I posted an ad on the window of the student lounge on the first floor, and the student lounge in the library 1M floor. Both were up on Friday morning (and had been up for two days), and down Saturday morning. I asked the guard what happened and he said that a dean probably complained and asked a maintenance worker to take it down. I’d like to investigate this because I actually think a student did it.
I am going to avoid the argument that my First Amendment rights have been violated by the removal of this ad because I don’t have enough space in this column for that (and because BLS is a private institution, not a public one). But someone, a friend of mine, stated that we “signed something away” when we signed up to go to school here, and one of these freedoms was the ability to post an advertisement on glass. This was a two-sided ad, which is to be sure, a rarity in the advertising world. How do we reward creativity? We ban it.

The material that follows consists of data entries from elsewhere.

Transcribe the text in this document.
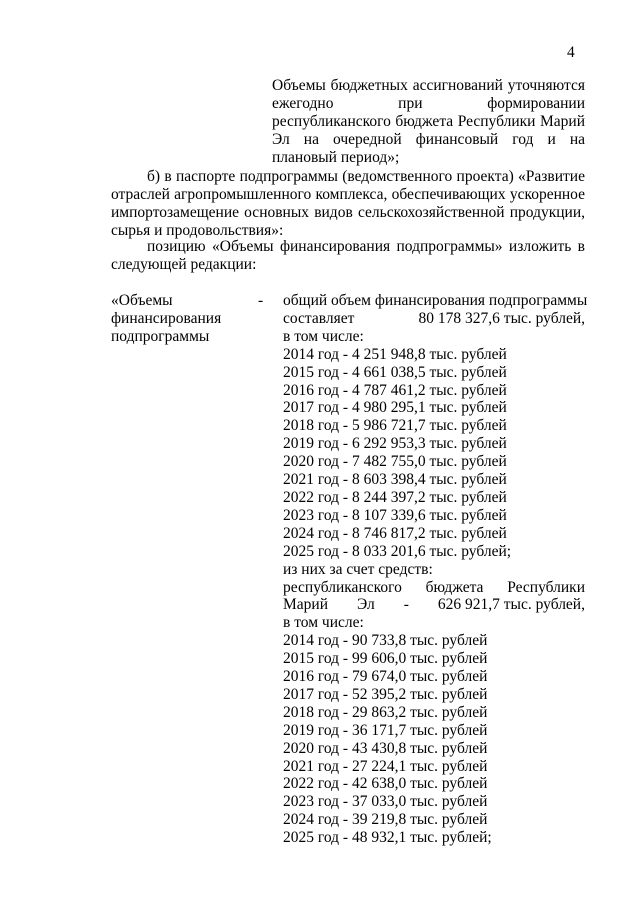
4
Объемы бюджетных ассигнований уточняются ежегодно при формировании республиканского бюджета Республики Марий Эл на очередной финансовый год и на плановый период»;
б) в паспорте подпрограммы (ведомственного проекта) «Развитие отраслей агропромышленного комплекса, обеспечивающих ускоренное импортозамещение основных видов сельскохозяйственной продукции, сырья и продовольствия»:
позицию «Объемы финансирования подпрограммы» изложить в следующей редакции:
«Объемы
финансирования
подпрограммы
- общий объем финансирования подпрограммы
составляет	80 178 327,6 тыс. рублей,
в том числе:
2014 год - 4 251 948,8 тыс. рублей
2015 год - 4 661 038,5 тыс. рублей
2016 год - 4 787 461,2 тыс. рублей
2017 год - 4 980 295,1 тыс. рублей
2018 год - 5 986 721,7 тыс. рублей
2019 год - 6 292 953,3 тыс. рублей
2020 год - 7 482 755,0 тыс. рублей
2021 год - 8 603 398,4 тыс. рублей
2022 год - 8 244 397,2 тыс. рублей
2023 год - 8 107 339,6 тыс. рублей
2024 год - 8 746 817,2 тыс. рублей
2025 год - 8 033 201,6 тыс. рублей;
из них за счет средств:
республиканского бюджета Республики
Марий Эл - 626 921,7 тыс. рублей,
в том числе:
2014 год - 90 733,8 тыс. рублей
2015 год - 99 606,0 тыс. рублей
2016 год - 79 674,0 тыс. рублей
2017 год - 52 395,2 тыс. рублей
2018 год - 29 863,2 тыс. рублей
2019 год - 36 171,7 тыс. рублей
2020 год - 43 430,8 тыс. рублей
2021 год - 27 224,1 тыс. рублей
2022 год - 42 638,0 тыс. рублей
2023 год - 37 033,0 тыс. рублей
2024 год - 39 219,8 тыс. рублей
2025 год - 48 932,1 тыс. рублей;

I understand the prudential arguments – that other members of the co-sponsoring clubs did not want to be seen to be associated with someone so unstable and crazy as to post an ad with hundreds of words of text, and several “controversial” statements about religion, sexuality, how no one would show up to the event, and how no one would even read the ad. Never mind that the co-chair of this special sequence of events read the ad and saw no problem with it. Even after I revised the ad and put up a huge disclaimer, the complainants felt this was even more offensive in a way. I can’t win.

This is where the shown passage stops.